This is a guest post from Suzannah Freeman at Write It Sideways. If you like to write and you want some great advice, Suzannah is one of the best out there. She probably had no idea how often I read her blog until I typed these words. Enjoy!
by Suzannah Windsor Freeman
I read and learned and fretted more about Canada after I left than I ever did while I was home. ~Will Ferguson
Three years ago, my family and I moved from the shores of Lake Superior in northern Ontario, to South Australia.
It was a difficult decision, but one we felt was ultimately for the best.
Recently, someone asked me if I was starting to think of Australia as my home. I knew the right answer was supposed to be yes, but I couldn’t answer in the affirmative.
Don’t get me wrong. I love Australia. I love beaches and sunshine and emus and dolphins. I love that I don’t spend half an hour getting dressed to go outside for 10 minutes. And while I don’t love Vegemite, I have a healthy respect for its cultural significance.
However, after considerable time away from Canada, I now realize there are things about my home I couldn’t truly appreciate until they were gone.
They say the grass is always greener on the other side (which isn’t difficult–Australia is in the middle of a drought). Here are some of the things I’m beginning to miss about my home:
Snow, Ice, Cold
I know, some Canadians love snow, but I was never one of them.
When I was a kid, my school sat on top of a hill that became a veritable mountain of ice during winter.
I remember my classmates forming a human chain to drag each another up the hill toward the entrance. Sometimes, you’d nearly make it to the top and reach out toward those waiting hands, only to fall on your face and slide to the bottom once more.
Running-starts were encouraged, but often backfired.
I don’t miss the snow most days, but there are a few instances in which it could come in handy. Like the other day when it was 40 degrees Celsius and there was a raging bushfire on the edge of town.
If only we could have had one of those nice sub-zero, white-out moments at the crucial time.
Take that, bushfire!
I grew up in a house where the temperature was constant and my living room felt like a warm spring day, even in the middle of a snowstorm.
Funny enough, when I moved to South Australia, I had no idea how chilly it can get in winter. The houses here are built to keep heat out, not in, so central heating and double-glazed windows are uncommon.
It’s very strange to wake up in the middle of the night freezing your butt off, wondering why you decided to move to Australia in the first place.
French Directions on my Food
Most of you will know that Canada is officially bilingual.
Despite several years of compulsory school lessons, I don’t speak French (other than a few bonjours and chapeaus and ooo-la-las). Still, I kind of miss not having French labels and directions on all my food.

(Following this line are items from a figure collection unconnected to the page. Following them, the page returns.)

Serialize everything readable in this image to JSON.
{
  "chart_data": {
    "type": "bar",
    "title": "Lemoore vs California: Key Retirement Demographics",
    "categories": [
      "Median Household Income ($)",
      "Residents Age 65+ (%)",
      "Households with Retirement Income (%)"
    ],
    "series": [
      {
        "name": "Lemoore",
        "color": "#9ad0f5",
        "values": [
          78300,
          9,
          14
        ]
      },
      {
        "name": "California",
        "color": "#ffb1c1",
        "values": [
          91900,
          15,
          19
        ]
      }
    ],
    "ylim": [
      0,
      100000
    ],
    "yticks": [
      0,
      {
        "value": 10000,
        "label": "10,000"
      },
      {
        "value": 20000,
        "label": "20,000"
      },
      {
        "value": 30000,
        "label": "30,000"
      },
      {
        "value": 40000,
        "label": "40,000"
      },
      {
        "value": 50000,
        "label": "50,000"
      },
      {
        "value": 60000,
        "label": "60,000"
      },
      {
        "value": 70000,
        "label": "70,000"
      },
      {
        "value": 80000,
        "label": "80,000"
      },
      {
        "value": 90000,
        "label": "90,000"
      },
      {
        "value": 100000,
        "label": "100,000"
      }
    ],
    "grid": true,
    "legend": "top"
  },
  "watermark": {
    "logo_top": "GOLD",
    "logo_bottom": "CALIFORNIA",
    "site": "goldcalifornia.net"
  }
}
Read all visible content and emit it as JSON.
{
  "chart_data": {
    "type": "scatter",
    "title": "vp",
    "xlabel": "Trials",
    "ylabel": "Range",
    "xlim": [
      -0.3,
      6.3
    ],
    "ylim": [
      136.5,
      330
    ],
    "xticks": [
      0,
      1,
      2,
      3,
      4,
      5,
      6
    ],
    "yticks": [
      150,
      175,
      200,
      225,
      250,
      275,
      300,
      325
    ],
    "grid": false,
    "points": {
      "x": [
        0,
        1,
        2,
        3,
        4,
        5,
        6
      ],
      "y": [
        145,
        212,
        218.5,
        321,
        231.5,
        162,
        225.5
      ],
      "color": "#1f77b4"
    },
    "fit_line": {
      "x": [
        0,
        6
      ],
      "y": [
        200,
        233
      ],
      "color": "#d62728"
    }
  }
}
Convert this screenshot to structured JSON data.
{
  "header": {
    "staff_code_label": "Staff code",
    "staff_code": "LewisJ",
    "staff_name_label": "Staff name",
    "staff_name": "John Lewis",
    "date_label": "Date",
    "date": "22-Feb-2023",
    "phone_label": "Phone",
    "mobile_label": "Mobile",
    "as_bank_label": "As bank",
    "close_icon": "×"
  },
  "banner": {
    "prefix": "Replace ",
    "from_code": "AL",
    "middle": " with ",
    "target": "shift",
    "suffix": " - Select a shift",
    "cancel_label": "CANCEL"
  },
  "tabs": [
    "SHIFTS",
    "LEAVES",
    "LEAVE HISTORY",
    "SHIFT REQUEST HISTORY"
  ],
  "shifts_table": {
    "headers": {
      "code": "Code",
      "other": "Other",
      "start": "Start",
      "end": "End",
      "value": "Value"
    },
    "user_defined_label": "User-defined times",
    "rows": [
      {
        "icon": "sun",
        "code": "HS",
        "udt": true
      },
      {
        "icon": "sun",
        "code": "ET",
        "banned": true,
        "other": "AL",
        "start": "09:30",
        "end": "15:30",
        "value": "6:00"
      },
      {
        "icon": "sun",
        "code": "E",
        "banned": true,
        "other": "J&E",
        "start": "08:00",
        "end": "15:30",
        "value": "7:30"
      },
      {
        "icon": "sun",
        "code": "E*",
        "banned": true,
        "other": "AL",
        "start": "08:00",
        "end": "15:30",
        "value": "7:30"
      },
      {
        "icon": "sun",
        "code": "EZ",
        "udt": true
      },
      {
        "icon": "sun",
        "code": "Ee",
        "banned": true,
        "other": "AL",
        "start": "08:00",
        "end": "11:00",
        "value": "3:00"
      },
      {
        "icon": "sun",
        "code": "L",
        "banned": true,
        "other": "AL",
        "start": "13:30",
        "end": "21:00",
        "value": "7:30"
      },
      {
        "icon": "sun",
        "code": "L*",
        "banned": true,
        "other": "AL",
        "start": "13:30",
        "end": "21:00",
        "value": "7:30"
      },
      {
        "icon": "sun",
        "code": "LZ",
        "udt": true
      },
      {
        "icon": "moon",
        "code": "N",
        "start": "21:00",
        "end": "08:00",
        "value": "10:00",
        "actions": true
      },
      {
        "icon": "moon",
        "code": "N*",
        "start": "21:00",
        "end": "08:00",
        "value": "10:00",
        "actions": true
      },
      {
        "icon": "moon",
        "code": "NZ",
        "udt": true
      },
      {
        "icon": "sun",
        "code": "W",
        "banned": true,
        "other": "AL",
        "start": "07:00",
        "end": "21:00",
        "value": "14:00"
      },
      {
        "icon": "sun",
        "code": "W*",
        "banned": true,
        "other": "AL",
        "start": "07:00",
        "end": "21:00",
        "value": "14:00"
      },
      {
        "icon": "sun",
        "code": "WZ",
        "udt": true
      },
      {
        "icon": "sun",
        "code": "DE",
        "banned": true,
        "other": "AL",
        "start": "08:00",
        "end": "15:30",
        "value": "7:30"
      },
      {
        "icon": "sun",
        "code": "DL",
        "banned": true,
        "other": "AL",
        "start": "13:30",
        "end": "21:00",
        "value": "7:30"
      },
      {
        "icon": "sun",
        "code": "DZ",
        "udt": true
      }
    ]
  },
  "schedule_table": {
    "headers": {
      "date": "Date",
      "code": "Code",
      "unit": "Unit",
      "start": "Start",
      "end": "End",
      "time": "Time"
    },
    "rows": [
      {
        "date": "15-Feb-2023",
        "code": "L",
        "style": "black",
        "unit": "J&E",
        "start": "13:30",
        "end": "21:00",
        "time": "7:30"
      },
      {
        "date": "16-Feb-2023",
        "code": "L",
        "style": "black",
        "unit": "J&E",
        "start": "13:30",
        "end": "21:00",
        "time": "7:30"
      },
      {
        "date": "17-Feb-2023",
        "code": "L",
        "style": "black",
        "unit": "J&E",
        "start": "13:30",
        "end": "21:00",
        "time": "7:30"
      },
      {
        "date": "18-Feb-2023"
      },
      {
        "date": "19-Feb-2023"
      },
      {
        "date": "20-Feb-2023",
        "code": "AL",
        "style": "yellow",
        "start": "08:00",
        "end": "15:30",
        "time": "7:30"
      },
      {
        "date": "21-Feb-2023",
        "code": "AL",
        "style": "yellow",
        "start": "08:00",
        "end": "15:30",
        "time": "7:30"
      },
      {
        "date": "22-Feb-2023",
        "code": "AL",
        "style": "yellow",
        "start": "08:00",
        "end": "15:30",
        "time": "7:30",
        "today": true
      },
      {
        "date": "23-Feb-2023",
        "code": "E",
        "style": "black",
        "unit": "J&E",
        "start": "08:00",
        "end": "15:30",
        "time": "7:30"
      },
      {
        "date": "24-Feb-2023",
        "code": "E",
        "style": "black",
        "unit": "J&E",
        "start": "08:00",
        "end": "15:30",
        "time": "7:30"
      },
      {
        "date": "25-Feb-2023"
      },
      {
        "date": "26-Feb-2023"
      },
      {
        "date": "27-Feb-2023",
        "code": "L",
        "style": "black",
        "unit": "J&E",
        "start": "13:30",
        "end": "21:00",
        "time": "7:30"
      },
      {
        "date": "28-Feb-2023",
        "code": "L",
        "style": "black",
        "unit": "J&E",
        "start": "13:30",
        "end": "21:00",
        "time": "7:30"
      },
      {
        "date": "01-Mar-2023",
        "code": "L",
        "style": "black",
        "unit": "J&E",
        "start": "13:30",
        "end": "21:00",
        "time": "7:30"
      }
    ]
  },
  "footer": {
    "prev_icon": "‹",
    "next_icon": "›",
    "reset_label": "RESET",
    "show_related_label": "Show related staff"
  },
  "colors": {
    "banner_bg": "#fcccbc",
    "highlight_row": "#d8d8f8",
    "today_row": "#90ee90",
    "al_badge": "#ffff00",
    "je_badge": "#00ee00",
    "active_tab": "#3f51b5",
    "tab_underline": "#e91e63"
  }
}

It’s one of those things you don’t even notice until it isn’t there anymore. I grew up seeing French on the back of everything, so there’s always some part of me that instinctively turns an Australian soup can expecting to see Mode d’emploi. I’m always disappointed.
I miss challenging myself to interpret the French side of the cereal box whilst I enjoy my breakfast.
Is that wrong?
Australians don’t beat around the bush; they say what they mean.
Canadians use the washroom. Aussies go to the toilet.
I remember in kindergarten when toilet was a dirty word. Having to say toilet in front of one’s peers was a fate worse than death. Consequently, I refrain from using the word whenever humanly possible.
Also, Australians refer to both the room and fixture as the toilet.
“Hey, where’d you put my book?”
“In the toilet, Mate.”
See what I mean? Totally wrong.
Finns and their Saunas
My hometown is almost entirely populated by Finnish people. Apparently, they think northern Ontario is very similar to Finland. It’s cold, it’s boreal, and they love it.
I’m not Finnish, but I do love sweating-it-out in a sauna, then jumping in the frigid lake.
I also miss meeting people named Jussi and Markku and Tuija and Heikki, which are all perfectly common names where I come from.
Most of all, I miss old Finnish ladies who make cabbage rolls and sell them at church bazaars.
In fact, I don’t remember the last time I encountered a good bazaar in Australia.
Completely Irresponsible Water Use
When you grow up near a lake like Superior, you never need to worry about water.
Australia, though surrounded by water on all sides, is the driest continent in the world. It actually feels cruel to stand on the parched ground, gazing at all that beautiful foamy sea, and know you can’t drink it.
We Canadians should definitely do more to conserve the water we’re so blessed to have, but I do miss being able to run through a sprinkler on a summer’s day, or rinse my car with a hose, or have a hot bath.
There’s no place like home
While I’m not in any hurry to race back to the great white north permanently, I do love when something reminds me of my home, and all the reasons I think its great.
O Canada. Maples, moose and mountains. The rich scent of poutine wafting from the kitchen. Anne of Green Gables. The fur trade. Newfies. Tundra. Heck, I’d even go as far as to say Celine Dion (but only when I’m feeling really sentimental).
Sometimes you have to let go of things before you can truly appreciate them.
Where’s home to you? Is the grass really greener on the other side?
What are you taking for granted today?